Paying extra fees for the privilege of using a credit card (when in reality you’re probably already paying upwards of 17% interest on your ongoing debt, if you have any) is a bugbear for many Australian consumers. But it’s set to be a smaller bugbear, with the government’s new Competition and Consumer Amendment (Payment Surcharges) Bill 2015 legislation effectively banning excessive payment surcharges by federally-regulated businesses.
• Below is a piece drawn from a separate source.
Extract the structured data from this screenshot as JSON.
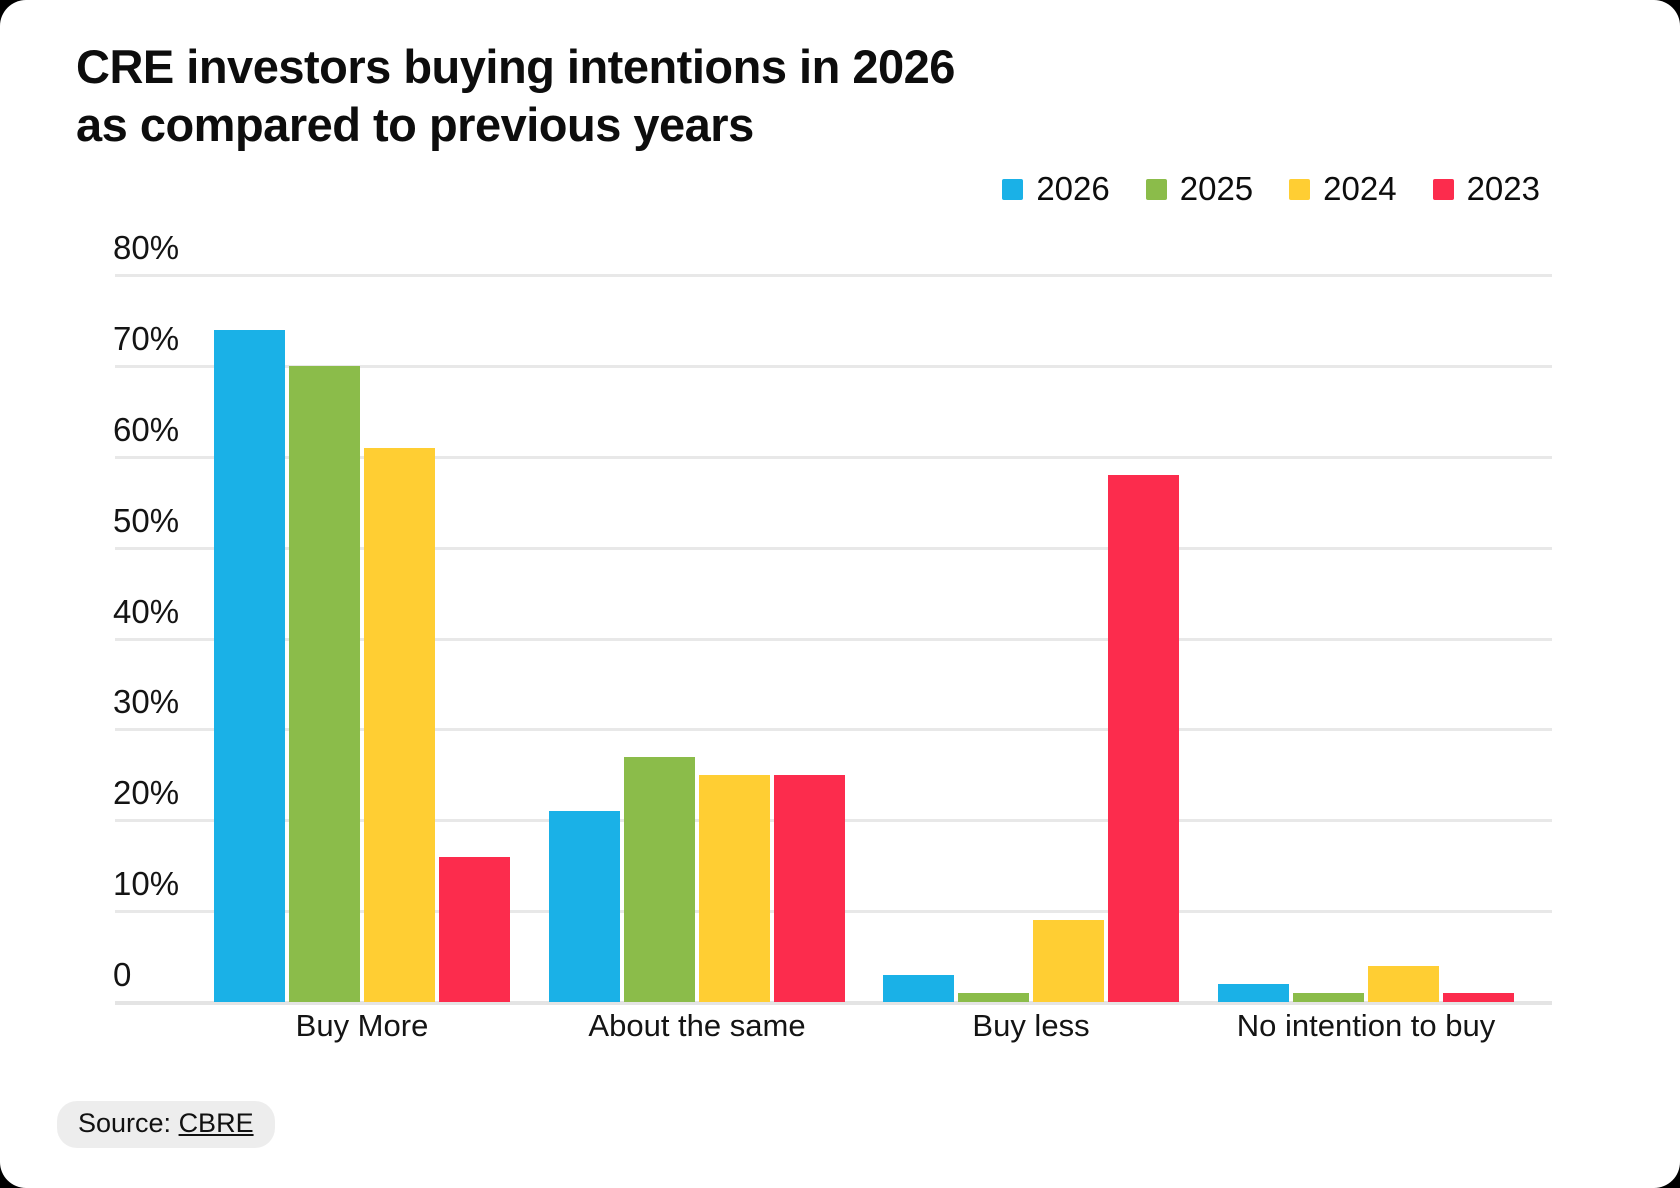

Such as:
Qantas has announced that the credit card surcharge will change from a $7 flat fee for domestic/trans-Tasman flights and $30 for an international flight, to 1.3% per ticket on the purchase price (capped at $11 for domestic and $70 for international flights).
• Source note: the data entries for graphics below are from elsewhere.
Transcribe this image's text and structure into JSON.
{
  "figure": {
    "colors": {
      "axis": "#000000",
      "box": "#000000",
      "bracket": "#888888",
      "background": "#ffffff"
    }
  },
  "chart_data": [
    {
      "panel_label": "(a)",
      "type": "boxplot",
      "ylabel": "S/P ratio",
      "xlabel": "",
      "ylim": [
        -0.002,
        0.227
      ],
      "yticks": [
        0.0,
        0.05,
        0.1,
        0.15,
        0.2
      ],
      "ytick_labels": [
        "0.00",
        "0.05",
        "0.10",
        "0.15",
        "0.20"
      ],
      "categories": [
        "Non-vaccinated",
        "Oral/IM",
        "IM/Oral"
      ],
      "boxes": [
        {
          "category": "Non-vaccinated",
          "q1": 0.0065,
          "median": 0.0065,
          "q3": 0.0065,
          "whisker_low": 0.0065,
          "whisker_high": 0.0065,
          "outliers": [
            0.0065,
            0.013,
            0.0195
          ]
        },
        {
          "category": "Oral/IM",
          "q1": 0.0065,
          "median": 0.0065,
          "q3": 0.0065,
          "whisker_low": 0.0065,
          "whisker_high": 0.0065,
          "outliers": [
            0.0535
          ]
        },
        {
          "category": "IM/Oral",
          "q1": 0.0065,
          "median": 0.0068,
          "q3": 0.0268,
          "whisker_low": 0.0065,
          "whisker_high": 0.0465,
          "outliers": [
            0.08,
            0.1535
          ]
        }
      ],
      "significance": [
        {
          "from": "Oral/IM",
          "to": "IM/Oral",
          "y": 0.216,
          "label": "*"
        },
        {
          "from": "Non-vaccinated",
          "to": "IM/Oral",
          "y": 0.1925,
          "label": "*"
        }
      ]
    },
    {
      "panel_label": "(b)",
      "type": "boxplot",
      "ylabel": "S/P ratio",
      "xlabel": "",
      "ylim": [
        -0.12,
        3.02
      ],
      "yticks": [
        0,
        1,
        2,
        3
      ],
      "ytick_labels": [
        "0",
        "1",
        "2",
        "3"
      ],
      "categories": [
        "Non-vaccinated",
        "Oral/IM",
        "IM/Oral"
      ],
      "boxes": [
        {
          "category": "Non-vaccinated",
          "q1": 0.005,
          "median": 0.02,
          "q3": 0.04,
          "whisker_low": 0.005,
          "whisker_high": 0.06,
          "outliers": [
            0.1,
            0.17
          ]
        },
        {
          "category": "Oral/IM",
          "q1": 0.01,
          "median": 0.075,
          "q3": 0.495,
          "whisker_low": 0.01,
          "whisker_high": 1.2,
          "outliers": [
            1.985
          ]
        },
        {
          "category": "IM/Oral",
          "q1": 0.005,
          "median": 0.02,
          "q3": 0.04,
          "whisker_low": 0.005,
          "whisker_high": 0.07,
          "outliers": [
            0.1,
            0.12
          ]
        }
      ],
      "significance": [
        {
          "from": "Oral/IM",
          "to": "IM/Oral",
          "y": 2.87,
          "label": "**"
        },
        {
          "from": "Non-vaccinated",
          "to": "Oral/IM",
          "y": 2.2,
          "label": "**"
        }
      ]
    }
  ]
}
As always, there are payment options that don’t incur a surcharge:
- BPAY for bookings made at least 7 days before departure;
- Qantas UATP; or
- Credit voucher
Virign Australia has announced that its credit card surcharge will change from a $7.70 flat fee for domestic/trans-Tasman flights to:
- 1.3% charge for credit card payments
- 0.6% charge for debit card payments
- $5 per passenger, per booking, for Paypal
For short-haul international flights the Paypal fee will be $7 and for long-haul international flights the Paypal fee will be $23.
Jetstar has announced that its booking and service fees were being reduced from $8.50 domestic / $12.50 international flights per person per flight to a 1.06% surcharge on credit cards, 0.75% for PayPal and 0.48% surcharge for debit cards.
Tigerair has announced that its $8.50 credit card fee has changed as follows:
- MasterCard Credit: 1.25% of total booking value
- Debit MasterCard: 0.86% of total booking value
- Visa Credit : 1.33% of total booking value
- Visa Debit: 0.88% of total booking value
Tigerair will also introduce the payment method POLi from 1 September to continue to provide customers with a fee-free form of payment.
Ticketmaster has announced that the cost of purchasing tickets will not now vary between different forms of payment.